Supply and cost issues rule out recommending N95 masks
While respirators have been praised by health experts, low supply and rising costs have put them out of reach for many New Zealanders.
Covid-19 Response Minister Chris Hipkins told Checkpoint that although N95 masks provide superior protection, blue surgical masks are the realistic choice for many.
“The best masks for most people are going to be the medical mask that you can buy from the supermarket, you can buy them in packs of 50 from the supermarket, those are the ones we are recommending people use. You can still use a cloth covering, but there are some cloth coverings of course that are better than others,” Hipkins said.
He said there was a ‘plentiful supply’ of N95 masks for frontline workers in higher-risk areas such as healthcare and border operations.
However, there were a combination of factors that made recommending N95s for the general public difficult, including supply and cost, he said.
While select retailers have N95 masks for sale, demand is expected to quickly outweigh the limited supply with international shipping delays holding up future shipments.
Mitre 10 New Zealand Ltd chief merchandise officer Chris Peak said purchase limits have been put in place for certified respirator masks.

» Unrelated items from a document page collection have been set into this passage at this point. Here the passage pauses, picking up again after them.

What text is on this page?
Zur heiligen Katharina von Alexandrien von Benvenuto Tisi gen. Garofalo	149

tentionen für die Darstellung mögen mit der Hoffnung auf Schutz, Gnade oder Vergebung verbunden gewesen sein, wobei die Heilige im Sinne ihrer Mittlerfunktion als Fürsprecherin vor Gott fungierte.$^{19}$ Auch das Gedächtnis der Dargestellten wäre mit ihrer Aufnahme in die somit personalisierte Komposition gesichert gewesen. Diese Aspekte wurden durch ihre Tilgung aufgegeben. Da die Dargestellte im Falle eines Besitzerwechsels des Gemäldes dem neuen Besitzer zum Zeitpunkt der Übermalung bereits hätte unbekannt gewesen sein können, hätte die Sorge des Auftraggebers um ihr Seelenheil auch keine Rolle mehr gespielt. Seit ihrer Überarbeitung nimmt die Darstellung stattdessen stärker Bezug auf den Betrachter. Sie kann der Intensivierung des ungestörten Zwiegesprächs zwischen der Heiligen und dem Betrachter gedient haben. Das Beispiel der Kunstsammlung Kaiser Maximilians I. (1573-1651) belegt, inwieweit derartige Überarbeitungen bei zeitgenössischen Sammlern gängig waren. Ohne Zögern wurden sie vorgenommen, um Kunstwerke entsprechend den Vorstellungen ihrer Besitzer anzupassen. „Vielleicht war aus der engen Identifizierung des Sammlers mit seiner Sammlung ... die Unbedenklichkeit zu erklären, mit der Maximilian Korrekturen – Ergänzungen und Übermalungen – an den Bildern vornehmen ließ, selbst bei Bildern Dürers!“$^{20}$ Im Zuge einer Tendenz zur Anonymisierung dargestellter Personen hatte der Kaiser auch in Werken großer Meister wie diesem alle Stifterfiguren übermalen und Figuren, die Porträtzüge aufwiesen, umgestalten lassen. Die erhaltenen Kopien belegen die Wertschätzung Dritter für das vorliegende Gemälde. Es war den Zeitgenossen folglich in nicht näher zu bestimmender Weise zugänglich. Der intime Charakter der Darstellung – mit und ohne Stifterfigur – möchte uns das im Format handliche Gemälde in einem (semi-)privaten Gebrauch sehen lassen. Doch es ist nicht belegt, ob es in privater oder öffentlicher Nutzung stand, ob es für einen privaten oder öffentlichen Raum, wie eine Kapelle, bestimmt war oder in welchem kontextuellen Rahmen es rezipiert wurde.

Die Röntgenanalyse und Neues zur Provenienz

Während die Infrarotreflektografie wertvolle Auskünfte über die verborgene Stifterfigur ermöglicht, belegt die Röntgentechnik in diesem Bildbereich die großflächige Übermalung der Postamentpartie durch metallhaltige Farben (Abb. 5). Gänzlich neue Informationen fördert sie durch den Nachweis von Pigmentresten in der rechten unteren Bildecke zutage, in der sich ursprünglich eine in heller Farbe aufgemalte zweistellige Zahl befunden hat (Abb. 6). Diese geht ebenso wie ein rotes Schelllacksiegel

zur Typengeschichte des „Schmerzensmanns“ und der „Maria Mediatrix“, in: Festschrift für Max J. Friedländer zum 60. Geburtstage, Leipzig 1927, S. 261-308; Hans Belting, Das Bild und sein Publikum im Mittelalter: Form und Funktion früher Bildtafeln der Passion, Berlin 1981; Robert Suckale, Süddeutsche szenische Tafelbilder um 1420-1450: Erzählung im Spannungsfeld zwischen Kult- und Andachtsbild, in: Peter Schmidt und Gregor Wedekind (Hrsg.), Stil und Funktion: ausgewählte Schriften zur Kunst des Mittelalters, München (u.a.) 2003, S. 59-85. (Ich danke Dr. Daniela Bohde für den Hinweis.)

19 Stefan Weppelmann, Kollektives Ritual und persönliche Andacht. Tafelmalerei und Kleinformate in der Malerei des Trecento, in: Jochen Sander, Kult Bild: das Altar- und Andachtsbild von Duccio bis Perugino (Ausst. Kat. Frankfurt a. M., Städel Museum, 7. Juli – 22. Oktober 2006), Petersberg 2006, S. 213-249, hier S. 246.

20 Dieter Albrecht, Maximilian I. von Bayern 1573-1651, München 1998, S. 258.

“Surges in demand are causing temporary gaps but stock is being regularly delivered. Some are being set aside to protect team members’ health and safety at work and purchase limits have been implemented to help manage demand,” he said.
Peak said stock levels of certified masks such as N95 or P2 masks varied across their store network.
Meanwhile, multi-packs of manufacturer 3M’s Chinese equivalent to the N95, the KN95, are selling for over $150 on TradeMe.
However, Dr Rindelaub said consumers should avoid purchasing these masks online.
“Try to stay away from the KN-5s because there’s data overseas which says over half of these are going to be counterfeit, so, if it doesn’t have the certification stamped on the outside, be very wary,” he said.
Making do with a surgical mask
If you can’t get your hands on an N95, there are various ways of improving the fit and protection of a blue surgical mask, Dr Telfar-Barnard said.
“If you’ve got a lightweight cloth mask that fits you well you can wear that over the top, or you can use that blue mask cut down to use as a filter in a filter pocket in a cloth mask that fits well.
“You can use a mask brace – there are various arrangements of elastic bands or cut silicon that you can fit over your head. That will hold that close to the face and create that seal all around the cheeks and chin, as well as using the nose wire to make sure it fits well around the nose.”
Even a well-fitting cloth mask on its own is better than nothing at all, she said.